Ist schon klar, dass der Ultra 120 besser ist, nur meinte ich, ob denn neben den noch ein TR IFX passen würde.  Sonst nehme ich den HR-01, da er mir vom Aussehen besser gefällt und genug Platz lässt.

Welcher der beiden Zalman wäre am besten geeignet?
1. Zalman ZM NBF47
2. Zalman ZM NB-47J


----------



## Malkav85 (18. März 2008)

*AW: Chipsatzkühler für Asus P5N-T Deluxe?*



moonrail schrieb:


> Welcher der beiden Zalman wäre am besten geeignet?
> 1. Zalman ZM NBF47
> 2. Zalman ZM NB-47J


 
der untere  nimmt nicht so viel Platz weg und kühlt genauso gut.


----------



## moonrail (18. März 2008)

*AW: Chipsatzkühler für Asus P5N-T Deluxe?*

In Ordnung, ich danke dir für deine Hilfe!


----------



## Malkav85 (18. März 2008)

*AW: Chipsatzkühler für Asus P5N-T Deluxe?*

Gern geschehen


----------



## sockednc (20. März 2008)

*AW: Chipsatzkühler für Asus P5N-T Deluxe?*

Der IFX-14 passt auf dem Board nur ohne Backplatekühler.


----------



## Malkav85 (20. März 2008)

*AW: Chipsatzkühler für Asus P5N-T Deluxe?*

Jup.
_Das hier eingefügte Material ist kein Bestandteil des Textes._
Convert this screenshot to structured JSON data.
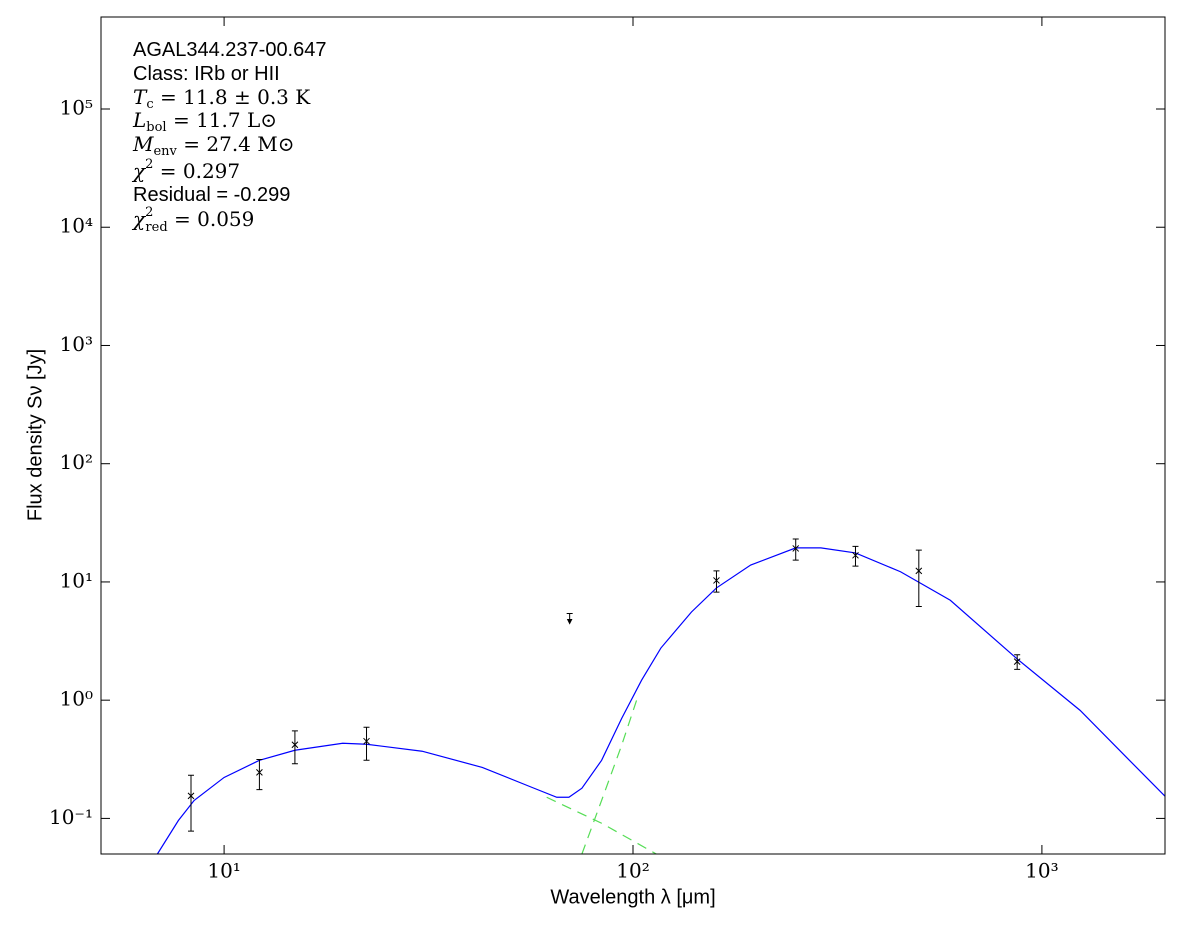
{
  "chart_data": {
    "type": "sed",
    "xlabel": "Wavelength λ [μm]",
    "ylabel": "Flux density Sν [Jy]",
    "xscale": "log",
    "yscale": "log",
    "xlim": [
      5,
      2000
    ],
    "ylim": [
      0.05,
      600000
    ],
    "xticks": [
      {
        "value": 10,
        "label": "10¹"
      },
      {
        "value": 100,
        "label": "10²"
      },
      {
        "value": 1000,
        "label": "10³"
      }
    ],
    "yticks": [
      {
        "value": 0.1,
        "label": "10⁻¹"
      },
      {
        "value": 1,
        "label": "10⁰"
      },
      {
        "value": 10,
        "label": "10¹"
      },
      {
        "value": 100,
        "label": "10²"
      },
      {
        "value": 1000,
        "label": "10³"
      },
      {
        "value": 10000,
        "label": "10⁴"
      },
      {
        "value": 100000,
        "label": "10⁵"
      }
    ],
    "annotations": [
      {
        "font": "sans",
        "text": "AGAL344.237-00.647"
      },
      {
        "font": "sans",
        "text": "Class: IRb or HII"
      },
      {
        "font": "serif",
        "symbol": "T",
        "sub": "c",
        "text": " = 11.8 ± 0.3 K"
      },
      {
        "font": "serif",
        "symbol": "L",
        "sub": "bol",
        "text": " = 11.7 L⊙"
      },
      {
        "font": "serif",
        "symbol": "M",
        "sub": "env",
        "text": " = 27.4 M⊙"
      },
      {
        "font": "serif",
        "symbol": "χ",
        "sup": "2",
        "text": " = 0.297"
      },
      {
        "font": "sans",
        "text": "Residual = -0.299"
      },
      {
        "font": "serif",
        "symbol": "χ",
        "sup": "2",
        "sub": "red",
        "text": " = 0.059"
      }
    ],
    "series": [
      {
        "style": "line",
        "color": "#55dd55",
        "dash": true,
        "x": [
          61.5,
          83.8,
          114
        ],
        "values": [
          0.151,
          0.091,
          0.05
        ]
      },
      {
        "style": "line",
        "color": "#55dd55",
        "dash": true,
        "x": [
          75,
          83.8,
          93.8,
          103
        ],
        "values": [
          0.05,
          0.142,
          0.415,
          1.1
        ]
      },
      {
        "style": "line",
        "color": "#0000ff",
        "dash": false,
        "x": [
          6.87,
          7.73,
          8.45,
          10,
          12.2,
          14.9,
          19.5,
          22.3,
          30.5,
          42.8,
          56.6,
          65.1,
          69.7,
          75,
          83.8,
          93.8,
          105,
          117,
          139,
          160,
          194,
          250,
          288,
          350,
          451,
          597,
          865,
          1240,
          1637,
          2000
        ],
        "values": [
          0.05,
          0.096,
          0.142,
          0.222,
          0.31,
          0.377,
          0.432,
          0.424,
          0.37,
          0.27,
          0.183,
          0.151,
          0.151,
          0.18,
          0.31,
          0.7,
          1.48,
          2.76,
          5.57,
          8.9,
          13.9,
          19.4,
          19.4,
          17.6,
          12.2,
          7.0,
          2.27,
          0.82,
          0.31,
          0.154
        ]
      },
      {
        "style": "errorbar",
        "color": "#000000",
        "x": [
          8.3,
          12.2,
          14.9,
          22.3,
          160,
          250,
          350,
          500,
          870
        ],
        "values": [
          0.155,
          0.245,
          0.42,
          0.45,
          10.3,
          19.2,
          16.8,
          12.4,
          2.12
        ],
        "errors": [
          0.077,
          0.07,
          0.13,
          0.14,
          2.1,
          3.9,
          3.2,
          6.2,
          0.3
        ]
      },
      {
        "style": "upper-limit",
        "color": "#000000",
        "x": [
          70
        ],
        "values": [
          5.0
        ]
      }
    ]
  }
}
Die Kupferplatte auf der Rückseite musst du abschrauben um die Rückenplatte (Backplate) des Thermalright Ultra 120 extreme verwenden zu können  Ist aber sehr leicht zu handhaben


----------



## moonrail (20. März 2008)

*AW: Chipsatzkühler für Asus P5N-T Deluxe?*

Danke für die Info. Ich nehme den HR-01 Plus und dazu den IFX 10, da muss ich aber auch die Backplate abschrauben, oder? Bringt das denn Nachteile?

Den HR-01 Plus nehme ich, damit ich keine Kollision mit dem HR-05 IFX habe, was bei dem Ultra 120 Extremewohl der Fall wäre.


----------



## Malkav85 (20. März 2008)

*AW: Chipsatzkühler für Asus P5N-T Deluxe?*

Der IFX 10 ist in meinen Augen komplett überflüssig. Aber du müsstest so oder so die Backplate entfernen, da der HR 01 meines Wissens nach auch über eine eigene Backplate verfügt


----------



## y33H@ (20. März 2008)

*AW: Chipsatzkühler für Asus P5N-T Deluxe?*

*@ moonrail*

Ich habe soeben eine HR-01 Plus samt HR-05 auf mein Board gepackt und habe - wie geplant/gewünscht - noch rund 3cm Platz dazwischen gehabt, um einen Richtung Deckel blasenden Blacknoise XL1 zu montieren. Mit einem HR-05 IFX wird das nicht klappen, auch nicht mit dessen SLI Version, es sein denn bei dir sind die NB und der CPU-Sockel weiter auseinander.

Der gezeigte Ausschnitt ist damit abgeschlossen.